If both parties are unable to reach an agreeable compromise, the matter will fall to a judge who will set the final terms after a series of hearings. If you are experiencing a contested divorce contacting an experienced divorce lawyer should be your first course of action.
Understanding A Contested Divorce
When two divorcing parties are unable to reach an agreement, the process can become complicated. A few of the most common issues couples contest are:
- The allocation of debt that has accrued during the course of the marriage.
- Custody and parental rights of children, and any child support payments.
- The allocation of spousal alimony.
- The general division of assets and property.
Any of these issues tend to be what couples have the most difficulty agreeing upon. Working one on one with an experienced lawyer can give you the divorce help that you need to settle things quickly.
The Finer Points
While the process can vary slightly between states, generally these are the steps taken with contested divorce forms.
- File a complaint. A divorce complaint is an official request for divorce, and is typically written by a lawyer. This form must then be filed in the county where you currently reside, along with the county your spouse resides (if you are separated), and the county where the marriage was officiated. The person who files this complaint is known as the plaintiff, while the opposite party is the defendant.

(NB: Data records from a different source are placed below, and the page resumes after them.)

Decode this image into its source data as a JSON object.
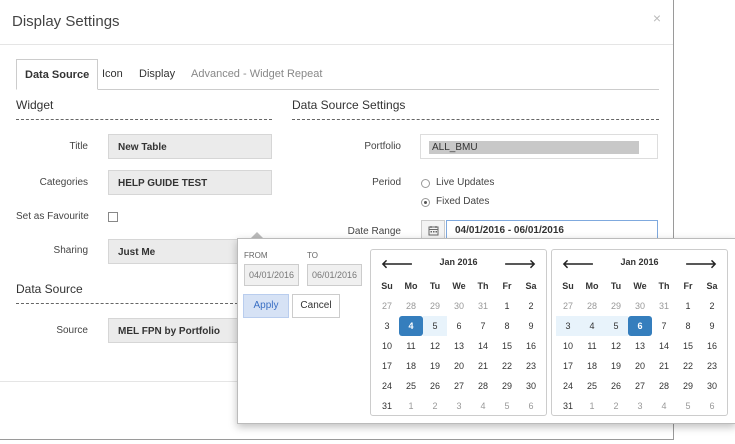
{
  "modal": {
    "title": "Display Settings",
    "close": "×"
  },
  "tabs": [
    "Data Source",
    "Icon",
    "Display",
    "Advanced - Widget Repeat"
  ],
  "widget": {
    "section_title": "Widget",
    "title_label": "Title",
    "title_value": "New Table",
    "categories_label": "Categories",
    "categories_value": "HELP GUIDE TEST",
    "favourite_label": "Set as Favourite",
    "sharing_label": "Sharing",
    "sharing_value": "Just Me"
  },
  "data_source": {
    "section_title": "Data Source",
    "source_label": "Source",
    "source_value": "MEL FPN by Portfolio"
  },
  "ds_settings": {
    "section_title": "Data Source Settings",
    "portfolio_label": "Portfolio",
    "portfolio_value": "ALL_BMU",
    "period_label": "Period",
    "period_options": [
      "Live Updates",
      "Fixed Dates"
    ],
    "period_selected": "Fixed Dates",
    "date_range_label": "Date Range",
    "date_range_value": "04/01/2016 - 06/01/2016"
  },
  "picker": {
    "from_label": "FROM",
    "from_value": "04/01/2016",
    "to_label": "TO",
    "to_value": "06/01/2016",
    "apply": "Apply",
    "cancel": "Cancel",
    "weekdays": [
      "Su",
      "Mo",
      "Tu",
      "We",
      "Th",
      "Fr",
      "Sa"
    ],
    "left_cal": {
      "month": "Jan 2016",
      "prev": "🡐",
      "next": "🡒",
      "weeks": [
        [
          "27",
          "28",
          "29",
          "30",
          "31",
          "1",
          "2"
        ],
        [
          "3",
          "4",
          "5",
          "6",
          "7",
          "8",
          "9"
        ],
        [
          "10",
          "11",
          "12",
          "13",
          "14",
          "15",
          "16"
        ],
        [
          "17",
          "18",
          "19",
          "20",
          "21",
          "22",
          "23"
        ],
        [
          "24",
          "25",
          "26",
          "27",
          "28",
          "29",
          "30"
        ],
        [
          "31",
          "1",
          "2",
          "3",
          "4",
          "5",
          "6"
        ]
      ]
    },
    "right_cal": {
      "month": "Jan 2016",
      "prev": "🡐",
      "next": "🡒",
      "weeks": [
        [
          "27",
          "28",
          "29",
          "30",
          "31",
          "1",
          "2"
        ],
        [
          "3",
          "4",
          "5",
          "6",
          "7",
          "8",
          "9"
        ],
        [
          "10",
          "11",
          "12",
          "13",
          "14",
          "15",
          "16"
        ],
        [
          "17",
          "18",
          "19",
          "20",
          "21",
          "22",
          "23"
        ],
        [
          "24",
          "25",
          "26",
          "27",
          "28",
          "29",
          "30"
        ],
        [
          "31",
          "1",
          "2",
          "3",
          "4",
          "5",
          "6"
        ]
      ]
    },
    "selected_start": "4",
    "selected_end": "6"
  }
}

- Served papers. A copy of the divorce is then served to the defendant, along with an official court summons. This must be filed within 120 days the initial divorce filing. When working with a lawyer, they will typical help walk you through this process so that nothing is missed.
- Defendant. The defending party has 20 days, after being served, to respond to the court. This is called the defendant ‘answer’.
- First court date. Within 90 days from receiving the defendants response, a judge will hold a hearing. During this appearance a date for the full trial will be set. During this time the judge will also inquire about the contested issues, and if either party has made headway with an agreement. If the defendant isn’t present, the attorney representing the plaintiff may request a default against the other party. If the court rules in favor, the final decree can be entered without a signature from the defendant.
- Discovery. Lawyers from both sides will begin collecting information to prove their clients case. This can be anything from physical evidence, witness testimony, or information gathered from the opposite spouse through communication.
- Temporary court orders. Between the time of the first hearing and the full trial, either party can request a temporary order in regards to alimony or child support.
- Settlement. A settlement conference, typically held before the full trial, is a time for the involved parties to attempt to reach an agreement. If contested items can be resolved at this time, the full trial will not be necessary. In many cases where contested divorce forms occur, a compromise can be reached during the settlement conference.
- Full trial. If a compromise cannot be reached at the settlement conference, the full trial will proceed as planned. During this trial both parties will do their best to present their cases to the judge. Additionally, attorneys from both sides will present the evidence they’ve collected in favor of their represented party. When a final decision is handed down, parties will have up to 30 days from the trial to file an appeal.